It is almost an unspoken assumption in multitask learning (and domain adaptation) that you use the same type of classifier (or, more formally, the same hypothesis class) for all tasks. In NLP-land, this usually means that everything is a linear classifier, and the feature sets are the same for all tasks; in ML-land, this usually means that the same kernel is used for every task. In neural-networks land (ala Rich Caruana), this is enforced by the symmetric structure of the networks used.
I probably would have gone on not even considering this unspoken assumption, until a few years ago I saw a couple papers that challenged it, albeit indirectly. One was Factorizing Complex Models: A Case Study in Mention Detection by Radu (Hans) Florian, Hongyan Jing, Nanda Kambhatla and Imed Zitouni, all from IBM. They're actually considering solving tasks separately rather than jointly, but joint learning and multi-task learning are very closely related. What they see is that different features are useful for spotting entity spans, and for labeling entity types.
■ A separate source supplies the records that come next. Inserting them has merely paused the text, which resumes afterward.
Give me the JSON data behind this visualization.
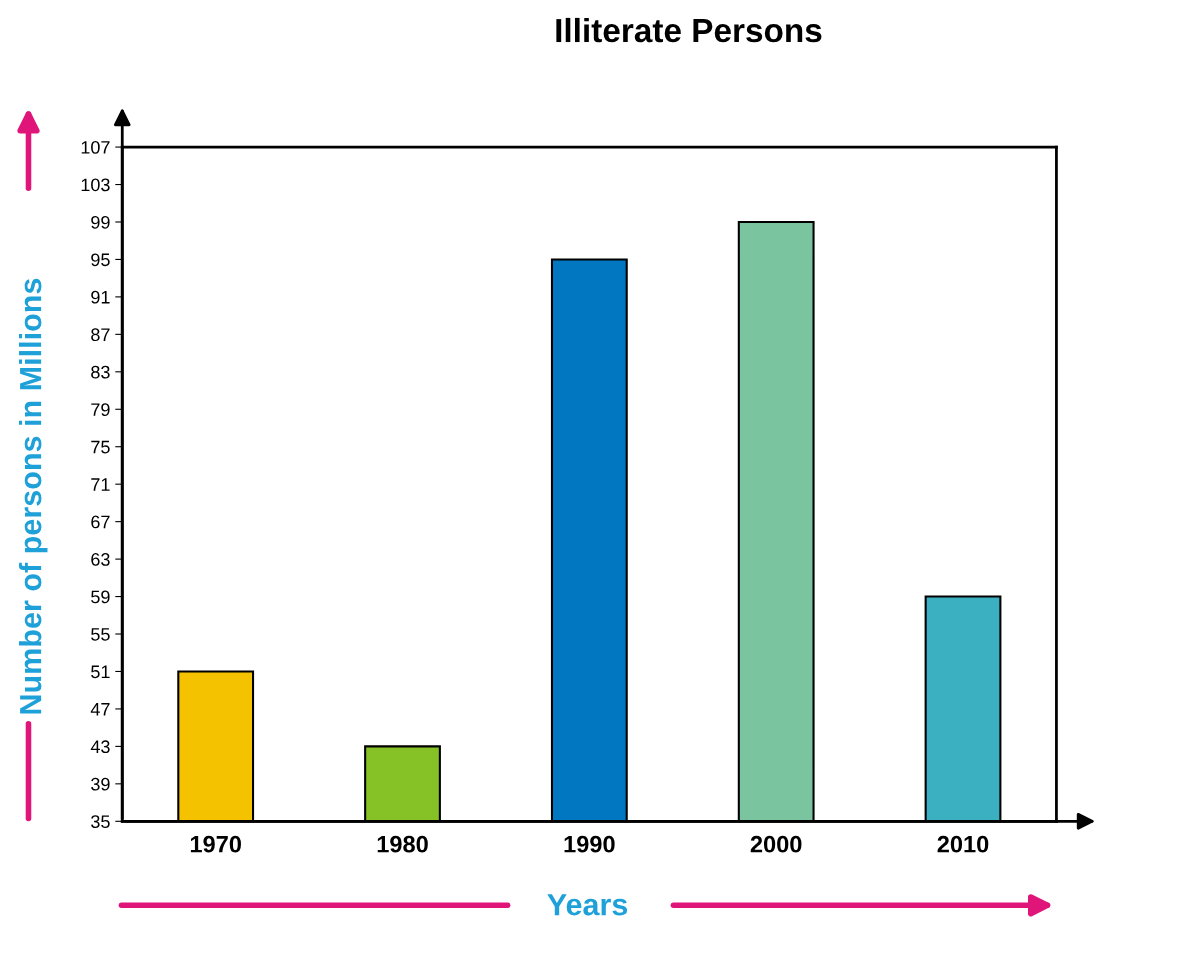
{
  "chart_data": {
    "type": "bar",
    "title": "Illiterate Persons",
    "xlabel": "Years",
    "ylabel": "Number of persons in Millions",
    "categories": [
      "1970",
      "1980",
      "1990",
      "2000",
      "2010"
    ],
    "values": [
      51,
      43,
      95,
      99,
      59
    ],
    "colors": [
      "#f5c200",
      "#86c226",
      "#0077c0",
      "#7ac5a0",
      "#3ab0c0"
    ],
    "ylim": [
      35,
      107
    ],
    "yticks": [
      35,
      39,
      43,
      47,
      51,
      55,
      59,
      63,
      67,
      71,
      75,
      79,
      83,
      87,
      91,
      95,
      99,
      103,
      107
    ],
    "grid": false,
    "legend": false
  }
}
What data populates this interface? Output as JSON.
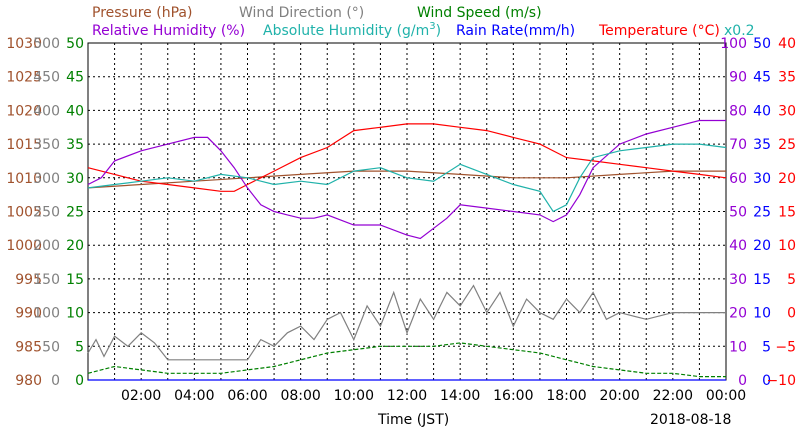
{
  "chart_data": {
    "type": "line",
    "date_label": "2018-08-18",
    "xlabel": "Time (JST)",
    "x_ticks": [
      "02:00",
      "04:00",
      "06:00",
      "08:00",
      "10:00",
      "12:00",
      "14:00",
      "16:00",
      "18:00",
      "20:00",
      "22:00",
      "00:00"
    ],
    "x_range_hours": [
      0,
      24
    ],
    "legend": {
      "pressure": "Pressure (hPa)",
      "wind_direction": "Wind Direction (°)",
      "wind_speed": "Wind Speed (m/s)",
      "rel_humidity": "Relative Humidity (%)",
      "abs_humidity_prefix": "Absolute Humidity (g/m",
      "abs_humidity_sup": "3",
      "abs_humidity_suffix": ")",
      "rain_rate": "Rain Rate(mm/h)",
      "temperature": "Temperature (°C)",
      "multiplier": "x0.2"
    },
    "axes": {
      "pressure": {
        "color": "#a0522d",
        "ticks": [
          "1030",
          "1025",
          "1020",
          "1015",
          "1010",
          "1005",
          "1000",
          "995",
          "990",
          "985",
          "980"
        ],
        "range": [
          980,
          1030
        ]
      },
      "wind_direction": {
        "color": "#808080",
        "ticks": [
          "500",
          "450",
          "400",
          "350",
          "300",
          "250",
          "200",
          "150",
          "100",
          "50",
          "0"
        ],
        "range": [
          0,
          500
        ]
      },
      "wind_speed": {
        "color": "#008000",
        "ticks": [
          "50",
          "45",
          "40",
          "35",
          "30",
          "25",
          "20",
          "15",
          "10",
          "5",
          "0"
        ],
        "range": [
          0,
          50
        ]
      },
      "rel_humidity": {
        "color": "#9400d3",
        "ticks": [
          "100",
          "90",
          "80",
          "70",
          "60",
          "50",
          "40",
          "30",
          "20",
          "10",
          "0"
        ],
        "range": [
          0,
          100
        ]
      },
      "rain_rate": {
        "color": "#0000ff",
        "ticks": [
          "50",
          "45",
          "40",
          "35",
          "30",
          "25",
          "20",
          "15",
          "10",
          "5",
          "0"
        ],
        "range": [
          0,
          50
        ]
      },
      "temperature": {
        "color": "#ff0000",
        "ticks": [
          "40",
          "35",
          "30",
          "25",
          "20",
          "15",
          "10",
          "5",
          "0",
          "−5",
          "−10"
        ],
        "range": [
          -10,
          40
        ]
      }
    },
    "grid": true,
    "series": [
      {
        "name": "Pressure (hPa)",
        "color": "#a0522d",
        "x": [
          0,
          2,
          4,
          6,
          8,
          10,
          12,
          14,
          16,
          18,
          20,
          22,
          24
        ],
        "y": [
          1008.5,
          1009,
          1009.5,
          1010,
          1010.5,
          1011,
          1011,
          1010.5,
          1010,
          1010,
          1010.5,
          1011,
          1011
        ]
      },
      {
        "name": "Temperature (°C)",
        "color": "#ff0000",
        "x": [
          0,
          1,
          2,
          3,
          4,
          5,
          5.5,
          6,
          6.5,
          7,
          8,
          9,
          10,
          11,
          12,
          13,
          14,
          15,
          16,
          17,
          18,
          19,
          20,
          21,
          22,
          23,
          24
        ],
        "y": [
          21.5,
          20.5,
          19.5,
          19,
          18.5,
          18,
          18,
          19,
          20,
          21,
          23,
          24.5,
          27,
          27.5,
          28,
          28,
          27.5,
          27,
          26,
          25,
          23,
          22.5,
          22,
          21.5,
          21,
          20.5,
          20
        ]
      },
      {
        "name": "Relative Humidity (%)",
        "color": "#9400d3",
        "x": [
          0,
          0.5,
          1,
          2,
          3,
          4,
          4.5,
          5,
          5.5,
          6,
          6.5,
          7,
          7.5,
          8,
          8.5,
          9,
          10,
          11,
          12,
          12.5,
          13,
          13.5,
          14,
          15,
          16,
          17,
          17.5,
          18,
          18.5,
          19,
          20,
          21,
          22,
          23,
          24
        ],
        "y": [
          58,
          60,
          65,
          68,
          70,
          72,
          72,
          68,
          63,
          57,
          52,
          50,
          49,
          48,
          48,
          49,
          46,
          46,
          43,
          42,
          45,
          48,
          52,
          51,
          50,
          49,
          47,
          49,
          55,
          63,
          70,
          73,
          75,
          77,
          77
        ]
      },
      {
        "name": "Absolute Humidity (g/m3)",
        "color": "#20b2aa",
        "x": [
          0,
          1,
          2,
          3,
          4,
          5,
          6,
          7,
          8,
          9,
          10,
          11,
          12,
          13,
          14,
          15,
          16,
          17,
          17.5,
          18,
          18.5,
          19,
          20,
          21,
          22,
          23,
          24
        ],
        "y": [
          57,
          58,
          59,
          60,
          59,
          61,
          60,
          58,
          59,
          58,
          62,
          63,
          60,
          59,
          64,
          61,
          58,
          56,
          50,
          52,
          60,
          66,
          68,
          69,
          70,
          70,
          69
        ]
      },
      {
        "name": "Wind Direction (°)",
        "color": "#808080",
        "x": [
          0,
          0.3,
          0.6,
          1,
          1.5,
          2,
          2.5,
          3,
          4,
          5,
          6,
          6.5,
          7,
          7.5,
          8,
          8.5,
          9,
          9.5,
          10,
          10.5,
          11,
          11.5,
          12,
          12.5,
          13,
          13.5,
          14,
          14.5,
          15,
          15.5,
          16,
          16.5,
          17,
          17.5,
          18,
          18.5,
          19,
          19.5,
          20,
          21,
          22,
          23,
          24
        ],
        "y": [
          40,
          60,
          35,
          65,
          50,
          70,
          55,
          30,
          30,
          30,
          30,
          60,
          50,
          70,
          80,
          60,
          90,
          100,
          60,
          110,
          80,
          130,
          70,
          120,
          90,
          130,
          110,
          140,
          100,
          130,
          80,
          120,
          100,
          90,
          120,
          100,
          130,
          90,
          100,
          90,
          100,
          100,
          100
        ]
      },
      {
        "name": "Wind Speed (m/s)",
        "color": "#008000",
        "x": [
          0,
          1,
          2,
          3,
          4,
          5,
          6,
          7,
          8,
          9,
          10,
          11,
          12,
          13,
          14,
          15,
          16,
          17,
          18,
          19,
          20,
          21,
          22,
          23,
          24
        ],
        "y": [
          1,
          2,
          1.5,
          1,
          1,
          1,
          1.5,
          2,
          3,
          4,
          4.5,
          5,
          5,
          5,
          5.5,
          5,
          4.5,
          4,
          3,
          2,
          1.5,
          1,
          1,
          0.5,
          0.5
        ]
      },
      {
        "name": "Rain Rate(mm/h)",
        "color": "#0000ff",
        "x": [
          0,
          24
        ],
        "y": [
          0,
          0
        ]
      }
    ]
  }
}
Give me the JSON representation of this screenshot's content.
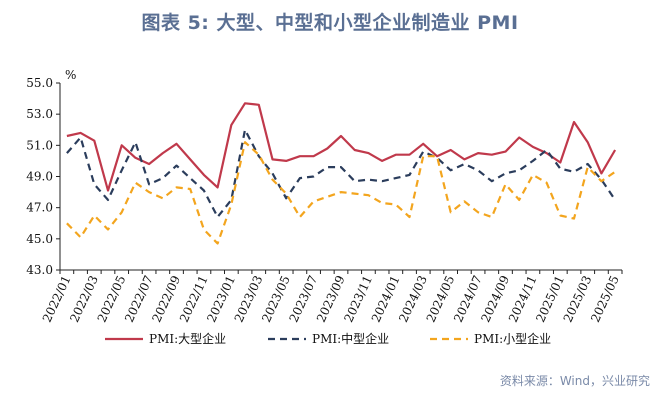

That year, or the next, I saw another paper (can't remember who or what -- if someone knows what I'm talking about, please comment!) that basically showed a similar thing, where a linear kernel was doing best for spotting entity spans, and a polynomial kernel was doing best for labeling the entity types (with the same feature sets, if I recall correctly).
Now, to some degree this is not surprising. If I put on my feature engineering hat, then I probably would design slightly different features for these two tasks. On the other hand, coming from a multitask learning perspective, this is surprising: if I believe that these tasks are related, shouldn't I also believe that I can do well solving them in the same hypothesis space?
This raises an important (IMO) question: if I want to allow my hypothesis classes to be different, what can I do?
One way is to punt: you can just concatenate your feature vectors and cross your fingers. Or, more nuanced, you can have some set of shared features and some set of features unique to each task. This is similar (the nuanced version, not the punting version) to what Jenny Finkel and Chris Manning did in their ACL paper this year, Hierarchical Joint Learning: Improving Joint Parsing and Named Entity Recognition with Non-Jointly Labeled Data.
An alternative approach is to let the two classifiers "talk" via unlabeled data. Although motivated differently, this was something of the idea behind my EMNLP 2008 paper on Cross-Task Knowledge-Constrained Self Training, where we run two models on unlabeled data and look for where they "agree."
A final idea that comes to mind, though I don't know if anyone has tried anything like this, would be to try to do some feature extraction over the two data sets. That is, basically think of it as a combination of multi-view learning (since we have two different hypothesis classes) and multi-task learning. Under the assumption that we have access to examples labeled for both tasks simultaneously (i.e., not the settings for either Jenny's paper or my paper), then one could do a 4-way kernel CCA, where data points are represented in terms of their task-1 kernel, task-2 kernel, task-1 label and task-2 label. This would be sort of a blending of CCA-for-multiview-learning and CCA-for-multi-task learning.
I'm not sure what the right way to go about this is, but I think it's something important to consider, especially since it's an assumption that usually goes unstated, even though empirical evidence seems to suggest it's not (always) the right assumption.